Tuesday, August 30, 2011



I'm reposting an interesting blog from Richard Louv, the author of Last Child in the Woods and The Nature Principle. I'd love to hear your comments on this idea, relative to Ohio. Let's hear what you think!

Tuesday, August 16, 2011

Ohio in Seasonal Transition

I can't believe it's almost fall! It seems like I say this every year, but where on earth did this summer go?  I had to get a blanket out last night for the first time.  It is a bittersweet feeling.

There were subtle reminders of the looming fall that I chose to ignore.  Things like an uptick in the numbers of hummingbirds coming to my feeders.  I know they are getting ready for their big migrations.  So I need to keep on top of my feeders.  By the way, don't believe that old wives tale that if you don't take the feeders down, hummingbirds won't migrate.  It's not true.  Leaving them up can provide valuable nutrition to those slow to migrate.  But nature's migratory urge is much more powerful than any tempting treat we can put in our feeders.  They'll go when they need to.

I've also noticed more spiders in the yard, much to my chagrin.  I am not a lover of spiders, to be sure.  But, I do appreciate their role in the food chain.  And, I've even been able to muster up enough nerve to observe a few of these creatures to see what type of web they weave, physical characteristics, etc, before I get the willies and have to walk away. :-)  If you'd like to learn more about Ohio's spiders, the Division of Wildlife has a very nice new field guide that you can order by contacting 1-800-WILDLIFE.

Another sign of the coming fall is the explosion of blooms seen in my flower beds.  It seems like they are trying one last ditch effort to attract as many pollinators as possible before that first frost.  And they make excellent table bouquets.

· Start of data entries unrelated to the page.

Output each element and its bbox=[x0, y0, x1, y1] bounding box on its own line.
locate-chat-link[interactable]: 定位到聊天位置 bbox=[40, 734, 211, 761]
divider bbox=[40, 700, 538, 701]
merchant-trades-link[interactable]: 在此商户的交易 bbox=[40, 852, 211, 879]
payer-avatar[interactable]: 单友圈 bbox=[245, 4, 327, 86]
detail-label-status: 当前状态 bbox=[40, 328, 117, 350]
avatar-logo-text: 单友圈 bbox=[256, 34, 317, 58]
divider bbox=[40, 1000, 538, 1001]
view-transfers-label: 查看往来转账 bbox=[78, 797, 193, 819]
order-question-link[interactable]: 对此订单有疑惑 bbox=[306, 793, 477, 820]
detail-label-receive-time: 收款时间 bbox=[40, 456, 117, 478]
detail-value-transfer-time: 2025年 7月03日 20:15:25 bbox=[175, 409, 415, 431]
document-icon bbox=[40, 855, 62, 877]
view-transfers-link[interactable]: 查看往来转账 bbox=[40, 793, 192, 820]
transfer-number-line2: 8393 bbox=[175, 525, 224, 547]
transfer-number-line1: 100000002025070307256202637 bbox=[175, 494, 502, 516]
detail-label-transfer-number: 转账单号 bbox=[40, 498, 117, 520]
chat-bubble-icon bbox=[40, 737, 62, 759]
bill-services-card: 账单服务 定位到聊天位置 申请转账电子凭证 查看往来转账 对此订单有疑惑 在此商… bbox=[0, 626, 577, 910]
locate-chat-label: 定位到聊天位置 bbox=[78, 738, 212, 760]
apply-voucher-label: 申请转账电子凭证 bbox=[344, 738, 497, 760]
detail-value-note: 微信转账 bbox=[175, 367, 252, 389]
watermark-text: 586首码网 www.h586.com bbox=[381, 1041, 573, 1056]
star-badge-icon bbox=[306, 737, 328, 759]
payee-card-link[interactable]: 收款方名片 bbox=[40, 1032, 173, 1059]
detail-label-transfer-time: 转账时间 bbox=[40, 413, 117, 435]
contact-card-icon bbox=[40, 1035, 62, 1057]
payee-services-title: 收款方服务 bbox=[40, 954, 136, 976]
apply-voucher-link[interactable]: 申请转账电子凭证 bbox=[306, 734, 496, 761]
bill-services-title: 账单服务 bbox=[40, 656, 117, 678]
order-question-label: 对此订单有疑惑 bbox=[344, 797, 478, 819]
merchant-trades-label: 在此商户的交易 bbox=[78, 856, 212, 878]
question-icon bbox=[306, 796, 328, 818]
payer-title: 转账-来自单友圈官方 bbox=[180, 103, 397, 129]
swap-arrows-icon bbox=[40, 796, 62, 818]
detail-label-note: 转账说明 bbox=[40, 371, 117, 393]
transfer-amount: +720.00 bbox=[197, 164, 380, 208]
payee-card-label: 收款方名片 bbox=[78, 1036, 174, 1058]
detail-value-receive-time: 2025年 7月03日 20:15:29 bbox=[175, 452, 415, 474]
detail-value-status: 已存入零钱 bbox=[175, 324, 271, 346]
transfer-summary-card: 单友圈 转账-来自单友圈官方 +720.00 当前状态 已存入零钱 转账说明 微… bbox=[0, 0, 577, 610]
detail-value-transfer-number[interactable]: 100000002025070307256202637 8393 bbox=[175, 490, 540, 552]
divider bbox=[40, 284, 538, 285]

Then there is the bane of most birders, fall warblers.  As if these little birds aren't hard enough to identify in spring when they are in their full color glory.  In the fall, the males and females are both drab olive brown and you really have to get a good look at them to pick out any distinguishing field marks.  It is quite a challenge if you're up for it.  Shorebirds are migrating through as well.  With some species having to cross two continents in their journey south, they are some of the earliest migrants.  Local lakes and rivers are at their low water points this time of year and their mud flats are exposed.  Scan any of these flat, damp spots and you'll likely find several different species of these long-legged waders.  Sometimes collectively known as sandpipers, some species you might see include sanderlings, dowitchers, plovers, yellowlegs, and, of course, multiple species of sandpipers.  You'll find them actively searching for aquatic invertebrates deep in the mud.  You can find photos and order field guides for both warblers and shorebirds on our website at http://www.wildohio.com/

These transitional times of year are when I think nature is at its most interesting.  Some careful observations around your schoolyard, backyard or local park can yield some wonderfully curious sites, smells and sounds that may not be around in the middle of a season.  Take a moment to discover Ohio in her seasonal transition.